In the shade of the van, 52-year-old Wang Yanqin fills out forms as she waits her turn to donate. "I succeeded in persuading my husband to join the group," grinned the bespectacled, chunky lady.
In the 1980s when blood-giving quotas were set in state-owned work units, the former saleslady and her colleagues used to draw straws to decide who would get 'pricked."
"The unlucky ones were rather miserable and I even cried on my way home," she recalled.
Her attitude changed after she was hospitalized. Even though it was one of Beijing's best hospitals she says, "Blood was always in short supply."
That was when she made up her mind to do something "good for the patients".
Since her hospital stay Wang has volunteered to donate her blood five times.
Like Wang, many Chinese people are changing their attitudes about blood donation.
At 77 years old Wang Shuiying remembers how people used to try everything to avoid giving blood when she was a volunteer nurse at the Beijing Red Cross Blood Center. She was insulted and called "vampire" by people who grudgingly gave their blood despite receiving gifts and time off work.
"They feared that donating blood would harm their health and spread disease," she said.
The gray-haired lady is glad more positive publicity is helping to raise people's awareness.

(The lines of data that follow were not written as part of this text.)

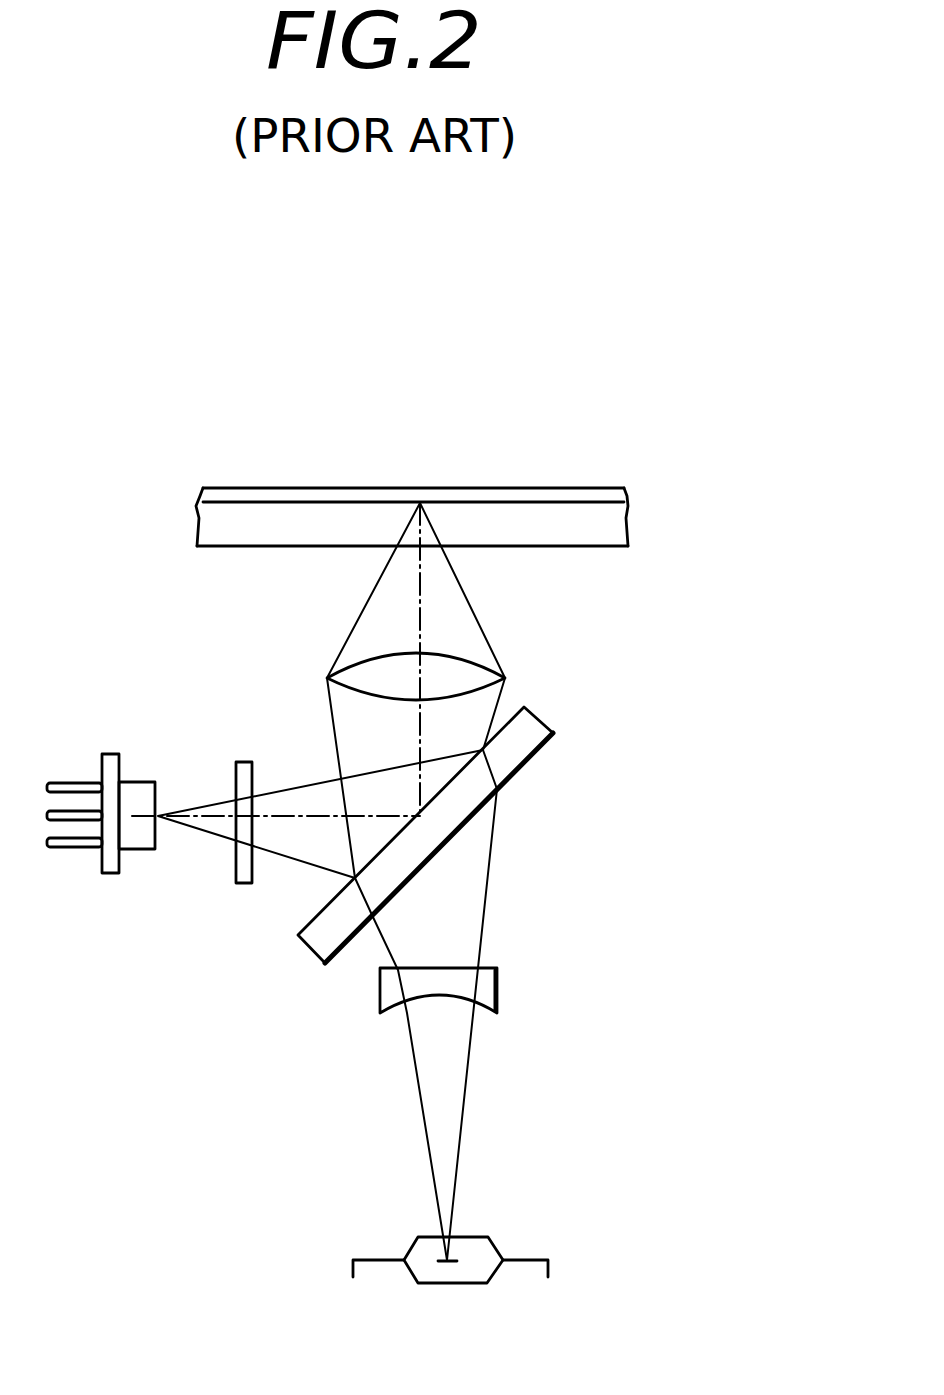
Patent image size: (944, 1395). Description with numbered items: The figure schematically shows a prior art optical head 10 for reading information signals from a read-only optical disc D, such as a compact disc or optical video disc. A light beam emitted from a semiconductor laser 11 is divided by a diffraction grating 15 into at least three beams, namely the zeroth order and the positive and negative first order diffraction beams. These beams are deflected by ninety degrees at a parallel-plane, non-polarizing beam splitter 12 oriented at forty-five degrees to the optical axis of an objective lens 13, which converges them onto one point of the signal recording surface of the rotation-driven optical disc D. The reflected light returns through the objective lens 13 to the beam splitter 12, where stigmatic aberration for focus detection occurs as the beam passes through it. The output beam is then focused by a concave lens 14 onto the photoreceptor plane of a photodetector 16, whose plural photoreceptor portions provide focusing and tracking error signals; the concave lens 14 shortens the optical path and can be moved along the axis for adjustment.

The optical head 10 is at (547, 458).
The optical disc D is at (212, 520).
The semiconductor laser 11 is at (138, 851).
The beam splitter 12 is at (525, 762).
The objective lens 13 is at (504, 677).
The concave lens 14 is at (498, 985).
The diffraction grating 15 is at (246, 760).
The photodetector 16 is at (497, 1248).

All across the country celebrities have been recruited to promote the dire need, the ease and the safety of donating blood.
On World Blood Donor Day last year, Wang Yanqin remembers seeing Yang Lan, a popular TV host donating her blood in Xidan. Earlier this week 58 well-known actors showed up en masse at the the Red Cross clinic to give blood.
According to Beijing Red Cross all blood used in hospital now comes from volunteer donors and younger people are the most generous. "In the first five months of this year, 86 percent of volunteer donors were under the age of 35," said Ma Guodong, vice director of the clinic.
After giving their blood, Wang and her husband left the van with a package of gifts: an umbrella, a mug, a computer mouse and a cup of yogurt. "I'll be back next year," she said.